O que foi feito de pior, em termos de saúde pública, durante a pandemia
Por Paulo Portinho
A politização da ciência médica.
A publicação(1) recente, no European Journal of Epidemiology – publicação com fator de impacto superior a doze(2) -, de uma meta-análise de 7 estudos randomizados sobre profilaxia contra COVID, mostrou que a hidroxicloroquina, remédio cujo nome esteve proibido em redes sociais desde meados da pandemia, teria reduzido o risco de contrair a doença em 28%.
O estudo, mais do que mostrar, com uma meta-análise bem feita, que o remédio obteve evidências científicas positivas e robustas, critica o papel de quem preferiu politizar, ridicularizar e perseguir médicos e pesquisadores que indicavam resultados positivos para remédios reposicionados, o que dificultou inclusive que estudos já em andamento, grandes e financiados, pudessem ser concluídos.
Mas a politização excessiva da ciência não foi a pior ação de saúde pública.
A subversão da lógica da imunologia
Subvertemos algumas lógicas e entendimentos pacificados em saúde pública. Uma dessas subversões foi considerar que o efeito protetor da vacinação seria superior ao efeito protetor imunológico que a própria infecção viral causou nas pessoas que já tinham contraído a doença. É fácil encontrar vídeos antigos do Dr. Fauci, o vaidoso, falando abertamente da superioridade da proteção conferida pela infecção natural. Ainda que ele de fato acredite que as coisas mudaram, não houve tempo e muito menos estudos suficientes para embasar mudança tão radical de posicionamento científico.
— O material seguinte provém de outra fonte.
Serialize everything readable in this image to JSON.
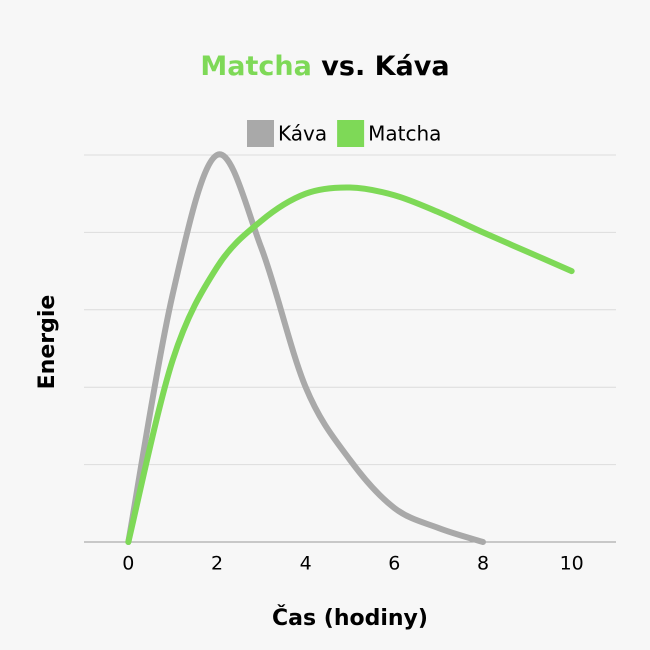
{
  "chart_data": {
    "type": "line",
    "title_highlight": "Matcha",
    "title_highlight_color": "#7ed957",
    "title_rest": "vs. Káva",
    "x_label": "Čas (hodiny)",
    "y_label": "Energie",
    "xlim": [
      -1,
      11
    ],
    "xticks": [
      0,
      2,
      4,
      6,
      8,
      10
    ],
    "ylim": [
      0,
      5
    ],
    "grid": true,
    "series": [
      {
        "name": "Káva",
        "color": "#a9a9a9",
        "x": [
          0,
          1,
          2,
          3,
          4,
          5,
          6,
          7,
          8
        ],
        "values": [
          0,
          3.2,
          5,
          3.8,
          2.0,
          1.06,
          0.44,
          0.18,
          0
        ]
      },
      {
        "name": "Matcha",
        "color": "#7ed957",
        "x": [
          0,
          1,
          2,
          3,
          4,
          5,
          6,
          7,
          8,
          9,
          10
        ],
        "values": [
          0,
          2.35,
          3.55,
          4.15,
          4.5,
          4.58,
          4.48,
          4.26,
          4.0,
          3.75,
          3.5
        ]
      }
    ]
  }
}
Quando as vacinas saíram, já havia dezenas, talvez centenas de milhões de pessoas com infecção prévia, muitas ainda com elevada presença de anticorpos neutralizantes. O racional, considerando tudo o que sempre se soube, seria, no mínimo, priorizar a vacinação de quem ainda não teve contato com o vírus.
Mas esse foi outro debate brutalmente esmagado na academia, na sociedade médica e nas redes sociais. Quem se atrevesse a sugerir que a infecção natural poderia desempenhar um papel importante na prevenção e no combate à pandemia, era sumariamente calado. Aliás, mesmo quando saiu um estudo indicando que não vacinados previamente infectados poderiam ter mais proteção do que vacinados, o debate continuou sonegado(3).
Mas a subversão de entendimentos pacificados em imunologia não foi a pior ação de saúde pública.
A criminalização da prática médica
Outra lógica básica foi subvertida. Quando há uma doença complexa e sistêmica, algo novo e pouco estudado, e potencialmente fatal, a lógica básica sempre foi procurar médicos experientes, que já trataram centenas ou milhares de pacientes, e conhecem o curso da doença, não de forma genérica ou padronizada, mas de forma sistêmica e individualizada.
Estudos científicos tratam as diferenças entre pacientes como números inertes, que serão avaliados em uma ferramenta estatística que vai “normalizar” essas diferenças. Médicos reais, com pacientes reais, tratam cada diferença nos quadros clínicos e sub-clínicos de seus pacientes de forma customizada. Justamente por isso, existem médicos muito melhores do que outros, capazes de concatenar conhecimento e experiência. Coisa normal, em qualquer profissão.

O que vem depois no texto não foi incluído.